Welcome to JWN...I'm also new here & everyone has been helpful thus far!
Peace
Kool Jo
i've been lurking here since late last year...was very hesitant to join the forum because of fear that satan would control my pc.... .
i'm born in, but always had my little doubts about "the truth" since i was young, but went ahead and got baptized ect.... .
i stumbled upon this site while looking for a km and initially thought it was a jw forum, but after seeing some of the titles of various threads, i thought to myself "i'm on an apostate website".
@flipper: You're so right! I was uneasy with the fact that we encouraged people to be "opened minded, read our literature" ect...but we couldn't do the same for other denominations/religion. The illustration they gave was about if bank employees knowing counterfeit currency ect...that was the most ridiculous example I've ever read in my entire life...why? because I was a banker for a few years!!! I know I'm going to be in for a roller coaster ride esp with my extremist JW mum. In the mean time, I'll continue reading, researching and see what happens. Another member on here "Zid" provided me with some great links..but I'll have to find my own way of fading/dealing with family/ biting my tounge so as not to raise too much suspicion..I'd really love to give up being an MS, but I know my mum would take it very hard...and the questioning and the guitly feeling ect...Im grateful I stumbled upon this board at least I have someone to talk to. It's such a releif to know that I wasn't the only one who had doubts about the WTBS.
@mouthy: It's unbeleiveable what you mentioned. I'm so sorry that you're family is spilt apart because of your being considered an apostate...It always felt hard for me not to say a simple "hello" to persons whom are consisdered apostates when out & about doing shopping ect...
Peace
Kool Jo
i've been lurking here since late last year...was very hesitant to join the forum because of fear that satan would control my pc.... .
i'm born in, but always had my little doubts about "the truth" since i was young, but went ahead and got baptized ect.... .
i stumbled upon this site while looking for a km and initially thought it was a jw forum, but after seeing some of the titles of various threads, i thought to myself "i'm on an apostate website".
@laverite: It must have been tough going to university with no form of support...thankfully my parents didn't object going to college and I'm so glad they respected my decision. No doubt you're happy for the members of your family that have realized what the WTBS is really about. I never really knew the extent to which "shunning" affects family until reading a couple of the threads on this forum. You're right about about the number of born-ins who have left esp if they're capable of taking care of themselves financially. In one of the congregations I'm familiar with, there were 12 teenagers, only 2 stayed in! It ought to be interesting what occurs in the future. Thx for the welcome!

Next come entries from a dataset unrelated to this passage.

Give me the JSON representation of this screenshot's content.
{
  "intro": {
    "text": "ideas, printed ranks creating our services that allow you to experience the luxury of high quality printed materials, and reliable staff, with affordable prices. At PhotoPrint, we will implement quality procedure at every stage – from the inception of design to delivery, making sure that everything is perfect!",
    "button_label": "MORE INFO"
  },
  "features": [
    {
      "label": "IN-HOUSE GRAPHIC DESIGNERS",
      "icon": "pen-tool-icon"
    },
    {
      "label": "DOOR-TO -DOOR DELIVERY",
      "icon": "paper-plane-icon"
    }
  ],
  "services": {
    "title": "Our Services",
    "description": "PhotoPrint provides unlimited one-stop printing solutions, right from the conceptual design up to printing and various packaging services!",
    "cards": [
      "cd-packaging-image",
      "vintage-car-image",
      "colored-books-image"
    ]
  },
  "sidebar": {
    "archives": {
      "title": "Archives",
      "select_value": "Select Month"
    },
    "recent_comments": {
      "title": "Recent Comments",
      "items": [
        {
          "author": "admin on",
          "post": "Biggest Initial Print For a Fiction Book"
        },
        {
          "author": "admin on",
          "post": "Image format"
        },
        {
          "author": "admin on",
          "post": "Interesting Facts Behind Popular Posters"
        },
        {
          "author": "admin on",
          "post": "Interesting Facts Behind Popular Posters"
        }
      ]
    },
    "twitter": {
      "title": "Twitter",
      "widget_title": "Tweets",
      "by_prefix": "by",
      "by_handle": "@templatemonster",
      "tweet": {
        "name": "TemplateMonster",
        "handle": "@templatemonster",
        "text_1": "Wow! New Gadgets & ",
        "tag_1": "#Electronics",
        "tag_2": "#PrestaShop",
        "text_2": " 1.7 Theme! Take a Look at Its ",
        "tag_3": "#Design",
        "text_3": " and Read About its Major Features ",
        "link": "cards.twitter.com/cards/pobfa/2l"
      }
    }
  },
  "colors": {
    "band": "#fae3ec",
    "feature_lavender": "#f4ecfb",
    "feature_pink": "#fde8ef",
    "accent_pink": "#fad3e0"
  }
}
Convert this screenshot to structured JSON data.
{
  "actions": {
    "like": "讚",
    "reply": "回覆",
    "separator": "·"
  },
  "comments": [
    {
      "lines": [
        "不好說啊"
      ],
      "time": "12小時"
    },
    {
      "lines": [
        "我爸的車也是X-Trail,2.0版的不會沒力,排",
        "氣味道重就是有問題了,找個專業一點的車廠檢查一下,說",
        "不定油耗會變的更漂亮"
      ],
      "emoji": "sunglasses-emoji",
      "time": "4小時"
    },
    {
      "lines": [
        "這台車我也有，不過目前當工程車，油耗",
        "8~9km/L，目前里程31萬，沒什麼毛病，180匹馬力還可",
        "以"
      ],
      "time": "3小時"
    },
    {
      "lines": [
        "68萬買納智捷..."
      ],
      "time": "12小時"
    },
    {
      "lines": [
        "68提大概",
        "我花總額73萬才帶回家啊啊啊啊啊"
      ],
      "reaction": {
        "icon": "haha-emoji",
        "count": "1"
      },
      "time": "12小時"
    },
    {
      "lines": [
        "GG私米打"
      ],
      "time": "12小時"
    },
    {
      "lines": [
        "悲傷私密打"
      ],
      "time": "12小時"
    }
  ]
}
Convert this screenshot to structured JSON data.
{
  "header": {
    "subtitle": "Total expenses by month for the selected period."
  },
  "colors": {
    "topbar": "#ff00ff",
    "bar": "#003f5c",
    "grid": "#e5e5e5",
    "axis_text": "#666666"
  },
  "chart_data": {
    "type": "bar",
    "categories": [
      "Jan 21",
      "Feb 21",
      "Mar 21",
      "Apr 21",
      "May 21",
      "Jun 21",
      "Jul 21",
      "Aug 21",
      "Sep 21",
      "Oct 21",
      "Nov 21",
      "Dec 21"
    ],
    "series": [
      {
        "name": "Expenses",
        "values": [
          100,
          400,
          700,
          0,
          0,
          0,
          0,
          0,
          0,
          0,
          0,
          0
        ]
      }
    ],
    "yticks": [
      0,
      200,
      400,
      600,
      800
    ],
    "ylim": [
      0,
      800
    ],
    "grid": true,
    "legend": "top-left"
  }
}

@mouthy: Thanks for responding to my question. Now coming to think of it, the WTBS is more concerned with the religion that spirituality. How could some of your family members accept your financial assistance but don't talk?
@Sherilynn: Even I myself feel sadened to know that some of the speakers take pride in knowing that people will be die at Armageddon...almost like they're happy for it, wanting it to happen right now. This site along with JWFACTS have been a real eye opener and I did complete COC...now that left me speechless. Right now, I'm opened minded, doing more and more reading..just started going back to the history of Rutherford, Russell ect...some of the stuff I've read thus far has me shocked beyond comprehension. Well, I'll see what happens, going to take it one day at a time.